Take advantage of the technology we have. The Internet helped me tremendously in getting ready for the test. If you have a smartphone, there are many IELTS preparation apps you can install. Numerous websites like www.ielts-blog.com and www.ielts-simon.com provide useful ideas on how to perform well during the exam. I also recommend www.ieltsielts.com and www.ieltsnetwork.com for more inputs. To set myself not only to English mode but also to IELTS mode, I maximized social media. Facebook has pages dedicated to IELTS preparation which you can like. YouTube is a rich source of tips and tricks. I created a playlist of videos I watched again and again to condition myself. The more websites and videos you check out, the better you understand the test and the more confident you will be taking it.
During my preparation, I printed copies of IELTS answer sheets and practiced with them while sticking to the time limit for each portion of the written exam. Be comfortable using pencil and paper. Read the instructions carefully. Circle or underline key words and identify the answer expected (is it a word, phrase, number, noun, verb, or adjective?). Questions give clues. Throughout the entire IELTS test, knowledge of paraphrasing and synonyms is a huge plus. In the listening and reading components, the answers are often skillfully disguised so expect an idea or message to be stated in different ways. In the speaking and writing subtests, you will be able to communicate yourself more effectively through a variety of terms and sentence structures.
In the listening subtest, make the most of the time given to read the questions. Once you are allowed to open the booklet, view quickly the more difficult sections first so that you can anticipate the topics. Multitasking is a must: while you listen, you read the questions and take note of the answers. Stay focused.
Bear in mind that the reading test has 40 questions whose answers are buried in overwhelming texts, and by the end of the hour these must be on the answer sheet. Highlight key words in the questions, then go to the passage. Be calm and do not waste time. Proceed to the next item if a question requires too much analysis.
I find the writing component the most challenging among the four. Producing two written outputs in an hour is just outrageous. IELTS writing is not your usual writing; it is necessary to study and practice for it. While preparing for the exam, I consulted the websites I mentioned earlier, for sample task responses. You must read as much as you can since you can be asked to write on any topic. By reading sample IELTS writing tasks and their corresponding essays, you should notice how the authors tackle specific topics. Doing so will help you equip yourself with strategies on how to develop concepts. You must have techniques or templates in mind when you take the test.

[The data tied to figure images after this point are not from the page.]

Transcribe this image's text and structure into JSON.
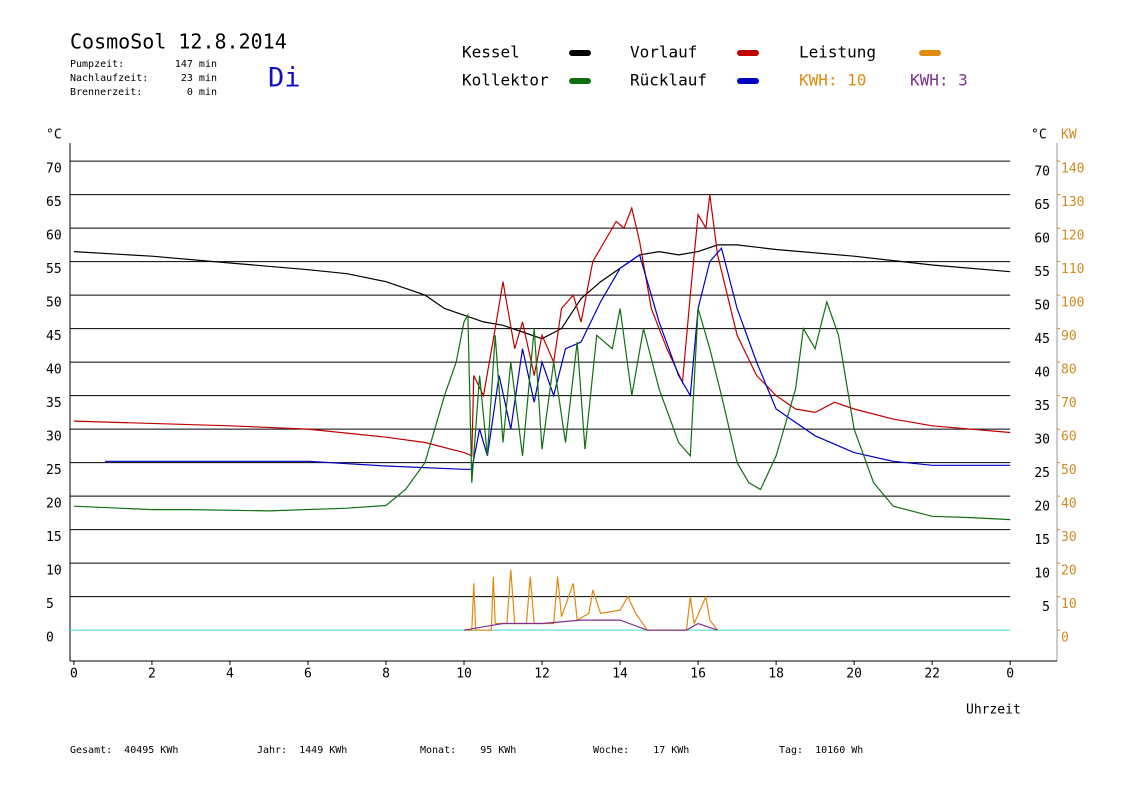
{
  "chart_data": {
    "type": "line",
    "title": "CosmoSol 12.8.2014",
    "weekday": "Di",
    "info": [
      {
        "label": "Pumpzeit:",
        "value": "147 min"
      },
      {
        "label": "Nachlaufzeit:",
        "value": "23 min"
      },
      {
        "label": "Brennerzeit:",
        "value": "0 min"
      }
    ],
    "y_unit": "°C",
    "y2_unit_c": "°C",
    "y2_unit": "KW",
    "x_label": "Uhrzeit",
    "kwh": [
      {
        "label": "KWH: 10",
        "color": "#e08a10"
      },
      {
        "label": "KWH: 3",
        "color": "#803090"
      }
    ],
    "footer": [
      "Gesamt:  40495 KWh",
      "Jahr:  1449 KWh",
      "Monat:    95 KWh",
      "Woche:    17 KWh",
      "Tag:  10160 Wh"
    ],
    "xlim": [
      -0.1,
      25.2
    ],
    "xticks": [
      0,
      2,
      4,
      6,
      8,
      10,
      12,
      14,
      16,
      18,
      20,
      22,
      {
        "value": 24,
        "label": "0"
      }
    ],
    "ylim": [
      -4.6,
      72.7
    ],
    "yticks": [
      0,
      5,
      10,
      15,
      20,
      25,
      30,
      35,
      40,
      45,
      50,
      55,
      60,
      65,
      70
    ],
    "y_right_ticks": [
      5,
      10,
      15,
      20,
      25,
      30,
      35,
      40,
      45,
      50,
      55,
      60,
      65,
      70
    ],
    "y2lim": [
      -9.2,
      145.4
    ],
    "y2ticks": [
      0,
      10,
      20,
      30,
      40,
      50,
      60,
      70,
      80,
      90,
      100,
      110,
      120,
      130,
      140
    ],
    "grid": true,
    "grid_color": "#000000",
    "zero_line_color": "#40d8d8",
    "series": [
      {
        "name": "Kessel",
        "color": "#000000",
        "x": [
          0,
          2,
          4,
          6,
          7,
          8,
          9,
          9.5,
          10,
          10.5,
          11,
          11.5,
          12,
          12.5,
          13,
          13.5,
          14,
          14.5,
          15,
          15.5,
          16,
          16.5,
          17,
          18,
          20,
          22,
          24
        ],
        "values": [
          56.5,
          55.8,
          54.8,
          53.8,
          53.2,
          52,
          50,
          48,
          47,
          46,
          45.5,
          44.5,
          43.5,
          45,
          49.5,
          52,
          54,
          56,
          56.5,
          56,
          56.5,
          57.5,
          57.5,
          56.8,
          55.8,
          54.5,
          53.5
        ]
      },
      {
        "name": "Vorlauf",
        "color": "#c00000",
        "x": [
          0,
          4,
          6,
          8,
          9,
          10,
          10.2,
          10.25,
          10.5,
          10.8,
          11,
          11.3,
          11.5,
          11.8,
          12,
          12.3,
          12.5,
          12.8,
          13,
          13.3,
          13.6,
          13.9,
          14.1,
          14.3,
          14.5,
          14.8,
          15.2,
          15.6,
          15.8,
          16,
          16.2,
          16.3,
          16.5,
          17,
          17.5,
          18,
          18.5,
          19,
          19.5,
          20,
          21,
          22,
          24
        ],
        "values": [
          31.2,
          30.5,
          30,
          28.8,
          28,
          26.5,
          26,
          38,
          35,
          45,
          52,
          42,
          46,
          38,
          44,
          40,
          48,
          50,
          46,
          55,
          58,
          61,
          60,
          63,
          58,
          48,
          42,
          37,
          50,
          62,
          60,
          65,
          56,
          44,
          38,
          35,
          33,
          32.5,
          34,
          33,
          31.5,
          30.5,
          29.5
        ]
      },
      {
        "name": "Rücklauf",
        "color": "#0000c0",
        "x": [
          0.8,
          4,
          6,
          8,
          10,
          10.2,
          10.4,
          10.6,
          10.9,
          11.2,
          11.5,
          11.8,
          12,
          12.3,
          12.6,
          13,
          13.5,
          14,
          14.5,
          15,
          15.5,
          15.8,
          16,
          16.3,
          16.6,
          17,
          17.5,
          18,
          19,
          20,
          21,
          22,
          24
        ],
        "values": [
          25.2,
          25.2,
          25.2,
          24.5,
          24,
          24,
          30,
          26,
          38,
          30,
          42,
          34,
          40,
          35,
          42,
          43,
          49,
          54,
          56,
          46,
          38,
          35,
          48,
          55,
          57,
          48,
          40,
          33,
          29,
          26.5,
          25.2,
          24.6,
          24.6
        ]
      },
      {
        "name": "Kollektor",
        "color": "#107010",
        "x": [
          0,
          2,
          3,
          5,
          7,
          8,
          8.5,
          9,
          9.5,
          9.8,
          10,
          10.1,
          10.2,
          10.4,
          10.6,
          10.8,
          11,
          11.2,
          11.5,
          11.8,
          12,
          12.3,
          12.6,
          12.9,
          13.1,
          13.4,
          13.8,
          14,
          14.3,
          14.6,
          15,
          15.5,
          15.8,
          16,
          16.3,
          16.6,
          17,
          17.3,
          17.6,
          18,
          18.5,
          18.7,
          19,
          19.3,
          19.6,
          20,
          20.5,
          21,
          22,
          23,
          24
        ],
        "values": [
          18.5,
          18,
          18,
          17.8,
          18.2,
          18.6,
          21,
          25,
          35,
          40,
          46,
          47,
          22,
          38,
          26,
          44,
          28,
          40,
          26,
          45,
          27,
          40,
          28,
          43,
          27,
          44,
          42,
          48,
          35,
          45,
          36,
          28,
          26,
          48,
          42,
          35,
          25,
          22,
          21,
          26,
          36,
          45,
          42,
          49,
          44,
          30,
          22,
          18.5,
          17,
          16.8,
          16.5
        ]
      },
      {
        "name": "Leistung",
        "color": "#e08a10",
        "axis": "y2",
        "x": [
          10,
          10.2,
          10.25,
          10.3,
          10.7,
          10.75,
          10.8,
          11.1,
          11.2,
          11.3,
          11.6,
          11.7,
          11.8,
          12.3,
          12.4,
          12.5,
          12.8,
          12.9,
          13.2,
          13.3,
          13.5,
          14,
          14.2,
          14.4,
          14.7,
          15.7,
          15.8,
          15.9,
          16.2,
          16.3,
          16.5
        ],
        "values": [
          0,
          0,
          14,
          0,
          0,
          16,
          2,
          2,
          18,
          2,
          2,
          16,
          2,
          2,
          16,
          4,
          14,
          3,
          5,
          12,
          5,
          6,
          10,
          5,
          0,
          0,
          10,
          2,
          10,
          3,
          0
        ]
      },
      {
        "color": "#803090",
        "axis": "y2",
        "x": [
          10,
          10.5,
          11,
          12,
          13,
          14,
          14.7,
          15.7,
          16,
          16.5
        ],
        "values": [
          0,
          1,
          2,
          2,
          3,
          3,
          0,
          0,
          2,
          0
        ]
      }
    ]
  }
}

Remember that the speaking test lasts for less than 15 minutes, yet your performance within that short period of time will be the basis of your score. What if you are asked about something you are not interested in, or worse, a subject you know nothing about? It is crucial to have a database of ideas so that you can maximize every second you talk. I think it helps if you have experienced being interviewed several times. Organize your thoughts, speak clearly and audibly, and showcase your vocabulary and grammatical skills appropriately. Do not be shy and enjoy expressing yourself.
Once you understand how the entire exam is done and how you are scored, identify your weaknesses as well as the aspects of the test you find the hardest, and spend more time addressing them. Treat the exam as a mental marathon that requires stamina so make sure you rest properly at least a day before. Ultimately, IELTS is more than a language skills assessment: it tests quick thinking, imagination, creativity and common sense.